La société libanaise est traversée par de multiples formes de violence illustrées par : - La discrimination dans les textes et / ou dans les pratiques. - Les violences physiques et symboliques, générées par les conflits armés et les guerres que le Liban a connus au cours des quatre dernières décennies. - Les diverses violences familiales qui ne sont pas reconnues légalement comme étant des faits punissables.

Les tabous qui dissuadent les victimes elles-mêmes d’en parler au risque d’être déshonorées, insultées ou prises à parti. - L’homme est considéré comme le chef de la famille et premier tuteur légal des enfants mineurs. Ce qui crée des déséquilibres entre les prérogatives du père et de la mère vis-à-vis de leurs enfants.
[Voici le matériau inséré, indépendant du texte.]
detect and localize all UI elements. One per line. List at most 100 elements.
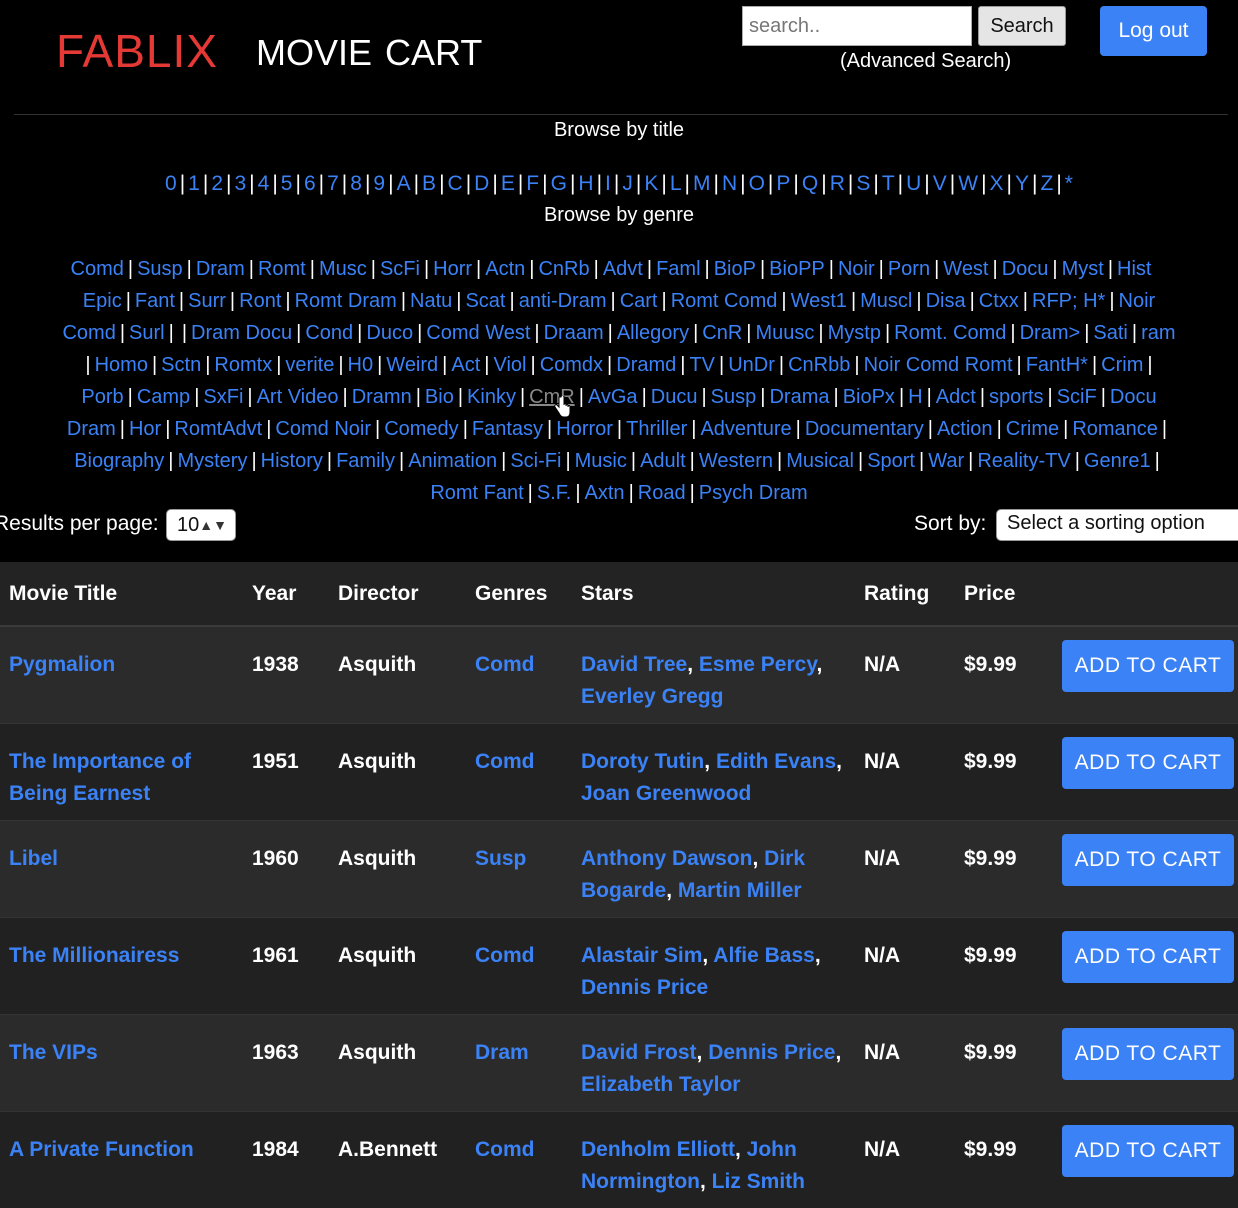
genre-link[interactable]: Surl [129, 322, 165, 344]
genre-link[interactable]: Reality-TV [977, 450, 1070, 472]
genre-link[interactable]: RFP; H* [1032, 290, 1105, 312]
title-letter-link[interactable]: 1 [188, 172, 200, 195]
header-genres[interactable]: Genres [466, 562, 572, 627]
genre-link[interactable]: Cond [305, 322, 353, 344]
title-letter-link[interactable]: R [830, 172, 845, 195]
genre-link[interactable]: BioP [714, 258, 756, 280]
title-letter-link[interactable]: I [605, 172, 611, 195]
genre-link[interactable]: Musical [786, 450, 854, 472]
title-letter-link[interactable]: K [644, 172, 658, 195]
genre-link[interactable]: Comd West [426, 322, 530, 344]
title-letter-link[interactable]: E [501, 172, 515, 195]
add-to-cart-button[interactable]: ADD TO CART [1062, 640, 1234, 692]
title-letter-link[interactable]: H [578, 172, 593, 195]
genre-link[interactable]: War [928, 450, 964, 472]
star-link[interactable]: Alastair Sim [581, 944, 702, 967]
title-letter-link[interactable]: Z [1041, 172, 1054, 195]
title-letter-link[interactable]: U [906, 172, 921, 195]
genre-link[interactable]: Comd [71, 258, 124, 280]
logout-button[interactable]: Log out [1100, 6, 1207, 56]
sort-by-select[interactable]: Select a sorting option [996, 509, 1238, 541]
genre-link[interactable]: Viol [493, 354, 526, 376]
genre-link[interactable]: CnR [702, 322, 742, 344]
genre-link[interactable]: AvGa [588, 386, 638, 408]
star-link[interactable]: Denholm Elliott [581, 1138, 735, 1161]
genre-link[interactable]: verite [285, 354, 334, 376]
star-link[interactable]: Everley Gregg [581, 685, 723, 708]
title-letter-link[interactable]: 4 [258, 172, 270, 195]
genre-link[interactable]: Road [638, 482, 686, 504]
genre-link[interactable]: Adult [640, 450, 686, 472]
header-year[interactable]: Year [243, 562, 329, 627]
genre-link[interactable]: sports [989, 386, 1043, 408]
header-director[interactable]: Director [329, 562, 466, 627]
genre-link[interactable]: Action [937, 418, 993, 440]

Cette règle générale empêche par exemple les femmes de pouvoir ouvrir un compte en banque au nom de leurs enfants.

Cette tutelle exclusivement paternelle pose surtout des problèmes en cas de conflit entre les parents. A priori, la mère peut signer les documents relatifs par exemple à la scolarisation de ses enfants. Mais en cas de problème entre les parents, de séparation ou de divorce, l’homme peut utiliser toutes ses prérogatives vis-à-vis des enfants et, par exemple, refuser à la mère de prendre certaines décisions, comme changer l’enfant d’école, voire même lui interdire d’aller récupérer ses enfants après la fin des cours.

Les pratiques traditionnelles s’appuyant parfois sur des us et coutumes locaux confortés Absence de sanctions juridiques ou une complaisance des sanctions - L’absence d’un véritable recensement des cas de violence fondée sur le genre et de ses différentes formes de situations et répercussions. Des études qualitatives manquent dans ce domaine.

Les Libanaises sont encore considérées, selon certains textes, comme économiquement et socialement dépendantes de leur mari, voire comme des citoyennes de seconde classe.

Les Avancées

Le Ministère des Affaires sociales tente de conscientiser et développer les capacités des cadres des centres de services de développement qui lui sont rattachés et qui sont dispersés dans tout le pays pour intervenir dans les situations de violence conjugale. Le Ministère des Affaires sociales apporte aussi un appui juridique aux femmes victimes de violence.

Les Obstacles

La criminalisation de la prostitution consentie est un frein pour l’accès aux tribunaux des femmes victimes de violence et de trafic sexuels. Le personnel judiciaire (tribunaux religieux) et la police sont souvent nonchalants à écouter les femmes victimes à l’occasion de déposition de plaintes ou de procès relatif au droit de la famille.

Les Avancées
Les Obstacles

Les femmes libanaises ont une certaine liberté par rapport à certaines femmes de la région. Elles peuvent conduire une voiture, enseigner dans des classes mixtes à l’école et à l’université, avoir accès aux soins de santé comme les hommes. Quelques progrès sont réalisés dans le domaine de l’éducation des femmes, en particulier l’enseignement supérieur. Selon le Programme des Nations Unies pour le Développement, les femmes représentent la moitié de la population universitaire libanaise en 2018. La nouvelle loi qui incrimine les violences conjugales est à saluer. De profonds écarts existent néanmoins entre les libanaises et leurs homologues masculins dans plusieurs niveaux. Avec la négation pour les femmes libanaises du droit à transmettre leur nationalité à leurs enfants et à leur mari, la fondation Thomson Reuters a classé le Liban en novembre 2013 à la 16ème place sur 22 pays arabes dans le domaine du respect des droits de la femme. Face à cela, on note une carence de véritables stratégies destinées à promouvoir la femme et à favoriser l’égalité femme-homme.